In my garden, zucchini are the first to fall victim. Now some people might be
happy about this by mid-August. I’m not one of them. While certain organic
treatments provide a modicum of relief, my experience has taught me that this is the
beginning of the end for my zucchini. It’s not just the zucchini, though. The
arrival of powdery mildew always signals the end of the relentless movement
upwards in the garden. Despite the bounty arriving every day, I know inside
that the days are numbered.
Most people I know in
the Northeast find February the most difficult month. But for me, it has always
been August that stirred me to melancholy. I think there is an interplay of
both physical and psychological factors at work. There is something about the
unrelenting heat and humidity that characterizes late summer, which puts me in
a funk. In the days before we had AC, some of that was caused by night after
night of sleeping badly on soggy sheets.
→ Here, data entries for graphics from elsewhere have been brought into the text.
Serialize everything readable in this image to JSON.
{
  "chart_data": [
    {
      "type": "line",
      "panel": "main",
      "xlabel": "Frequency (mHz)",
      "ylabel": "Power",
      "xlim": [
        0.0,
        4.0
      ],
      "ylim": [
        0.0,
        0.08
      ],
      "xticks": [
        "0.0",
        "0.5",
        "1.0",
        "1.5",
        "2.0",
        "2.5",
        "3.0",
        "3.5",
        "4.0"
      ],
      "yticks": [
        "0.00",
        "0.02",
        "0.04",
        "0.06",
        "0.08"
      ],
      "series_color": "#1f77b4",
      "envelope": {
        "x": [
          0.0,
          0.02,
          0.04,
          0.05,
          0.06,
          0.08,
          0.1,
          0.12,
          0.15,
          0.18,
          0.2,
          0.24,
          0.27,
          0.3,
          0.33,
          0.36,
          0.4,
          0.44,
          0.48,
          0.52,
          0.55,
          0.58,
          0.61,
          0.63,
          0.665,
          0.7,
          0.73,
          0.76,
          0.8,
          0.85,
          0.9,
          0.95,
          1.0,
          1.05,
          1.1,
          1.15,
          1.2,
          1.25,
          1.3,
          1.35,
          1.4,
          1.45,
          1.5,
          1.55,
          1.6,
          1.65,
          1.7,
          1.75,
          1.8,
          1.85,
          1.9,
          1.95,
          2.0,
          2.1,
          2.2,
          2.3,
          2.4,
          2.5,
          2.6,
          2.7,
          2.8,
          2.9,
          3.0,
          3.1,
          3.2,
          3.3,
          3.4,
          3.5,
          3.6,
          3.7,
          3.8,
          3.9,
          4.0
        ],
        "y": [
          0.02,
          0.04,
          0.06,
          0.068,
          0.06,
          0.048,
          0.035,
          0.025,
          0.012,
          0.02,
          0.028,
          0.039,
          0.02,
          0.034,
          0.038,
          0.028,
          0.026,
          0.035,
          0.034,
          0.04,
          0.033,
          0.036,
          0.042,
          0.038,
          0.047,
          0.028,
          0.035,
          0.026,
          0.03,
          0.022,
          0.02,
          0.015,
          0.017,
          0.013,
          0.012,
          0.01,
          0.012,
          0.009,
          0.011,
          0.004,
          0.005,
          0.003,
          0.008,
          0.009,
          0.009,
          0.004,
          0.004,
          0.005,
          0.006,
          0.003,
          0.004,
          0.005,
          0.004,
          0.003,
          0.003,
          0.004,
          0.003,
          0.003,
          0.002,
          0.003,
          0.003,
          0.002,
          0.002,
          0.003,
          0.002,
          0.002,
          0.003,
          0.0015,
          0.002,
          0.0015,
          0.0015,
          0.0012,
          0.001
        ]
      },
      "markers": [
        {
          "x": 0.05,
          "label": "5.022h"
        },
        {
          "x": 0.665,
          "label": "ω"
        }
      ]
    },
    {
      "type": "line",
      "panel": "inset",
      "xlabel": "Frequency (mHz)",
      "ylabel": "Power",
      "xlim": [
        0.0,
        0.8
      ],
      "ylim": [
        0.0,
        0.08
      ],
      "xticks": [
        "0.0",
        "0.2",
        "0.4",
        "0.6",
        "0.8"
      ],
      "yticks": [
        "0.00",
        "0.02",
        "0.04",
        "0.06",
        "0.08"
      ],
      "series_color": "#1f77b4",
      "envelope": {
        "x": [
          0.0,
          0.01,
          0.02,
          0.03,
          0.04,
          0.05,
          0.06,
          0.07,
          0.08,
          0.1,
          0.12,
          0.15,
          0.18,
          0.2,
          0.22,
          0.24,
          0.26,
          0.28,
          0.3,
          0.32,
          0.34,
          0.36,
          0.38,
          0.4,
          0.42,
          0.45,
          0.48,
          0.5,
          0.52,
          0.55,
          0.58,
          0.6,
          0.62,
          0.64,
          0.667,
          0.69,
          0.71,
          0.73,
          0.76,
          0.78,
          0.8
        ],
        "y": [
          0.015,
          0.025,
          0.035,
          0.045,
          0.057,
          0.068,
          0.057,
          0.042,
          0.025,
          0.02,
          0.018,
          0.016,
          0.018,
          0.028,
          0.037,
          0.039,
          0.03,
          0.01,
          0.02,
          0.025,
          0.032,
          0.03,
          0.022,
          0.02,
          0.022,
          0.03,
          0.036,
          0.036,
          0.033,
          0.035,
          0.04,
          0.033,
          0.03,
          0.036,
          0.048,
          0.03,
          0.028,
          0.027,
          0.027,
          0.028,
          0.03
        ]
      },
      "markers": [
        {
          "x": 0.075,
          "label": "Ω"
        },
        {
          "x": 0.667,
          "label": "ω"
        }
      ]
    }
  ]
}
I recall being perpetually cranky as a result.
I can’t use that as an excuse any more.
I have noticed though that, as I age,
the accumulated effects of several months’ worth of physical work begin to take
their toll on me. When summer begins, I don’t care how much I have to sweat to
get the job done. By mid-August, though, I’m just thinking whether I really
need to do that task at all. I find myself feeling lazy and apathetic. The
chores that animated me in June, now just seem mechanical and tedious. The
psychological factors of this malaise are a little more difficult to pinpoint.
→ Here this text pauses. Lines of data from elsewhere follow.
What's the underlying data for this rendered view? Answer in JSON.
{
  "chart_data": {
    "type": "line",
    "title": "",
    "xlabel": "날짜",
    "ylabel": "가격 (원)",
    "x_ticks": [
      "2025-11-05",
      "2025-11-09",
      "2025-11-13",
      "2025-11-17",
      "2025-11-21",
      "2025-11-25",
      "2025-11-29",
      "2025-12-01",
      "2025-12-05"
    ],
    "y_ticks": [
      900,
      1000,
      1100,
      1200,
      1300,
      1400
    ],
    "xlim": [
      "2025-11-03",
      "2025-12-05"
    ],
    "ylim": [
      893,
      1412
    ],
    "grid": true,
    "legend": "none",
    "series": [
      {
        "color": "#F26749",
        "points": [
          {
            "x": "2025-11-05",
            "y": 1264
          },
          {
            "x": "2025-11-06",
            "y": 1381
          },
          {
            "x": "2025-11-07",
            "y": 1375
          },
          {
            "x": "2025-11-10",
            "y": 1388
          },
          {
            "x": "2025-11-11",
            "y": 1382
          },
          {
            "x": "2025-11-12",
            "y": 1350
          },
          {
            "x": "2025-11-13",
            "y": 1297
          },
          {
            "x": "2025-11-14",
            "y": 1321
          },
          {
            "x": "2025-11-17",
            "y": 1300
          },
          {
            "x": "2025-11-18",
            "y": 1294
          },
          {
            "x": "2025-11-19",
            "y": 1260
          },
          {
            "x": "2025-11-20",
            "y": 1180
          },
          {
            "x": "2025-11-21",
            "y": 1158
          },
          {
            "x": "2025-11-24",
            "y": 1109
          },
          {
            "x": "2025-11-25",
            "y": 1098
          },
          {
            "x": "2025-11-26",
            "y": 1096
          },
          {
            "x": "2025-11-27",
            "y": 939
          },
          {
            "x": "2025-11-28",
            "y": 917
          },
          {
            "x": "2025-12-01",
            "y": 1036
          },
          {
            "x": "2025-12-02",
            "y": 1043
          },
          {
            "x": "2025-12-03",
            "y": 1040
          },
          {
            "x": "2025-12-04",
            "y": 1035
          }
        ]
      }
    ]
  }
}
In the garden, part of the ennui come from knowing that even one’s best efforts
cannot counteract the forces of nature at work. The ineluctable ticking
downward of the celestial clock marks the days now. The long shadow of winter
seems to be just over the horizon. Additionally, when I was teaching, I would
experience a kind of mourning for the imminent loss of freedom from a schedule that awaited me. I’d find myself being angry and resentful about having to give up even
the work, which, at the moment, seemed so uninteresting. Sometimes the anticipation
of returning to the classroom would provide temporary relief, but not much. It
was only when the first cold front of late August would push through that I
would find real relief. The same air that swept away the haze and humidity of the
dog days of August would freshen my thoughts and emotions too.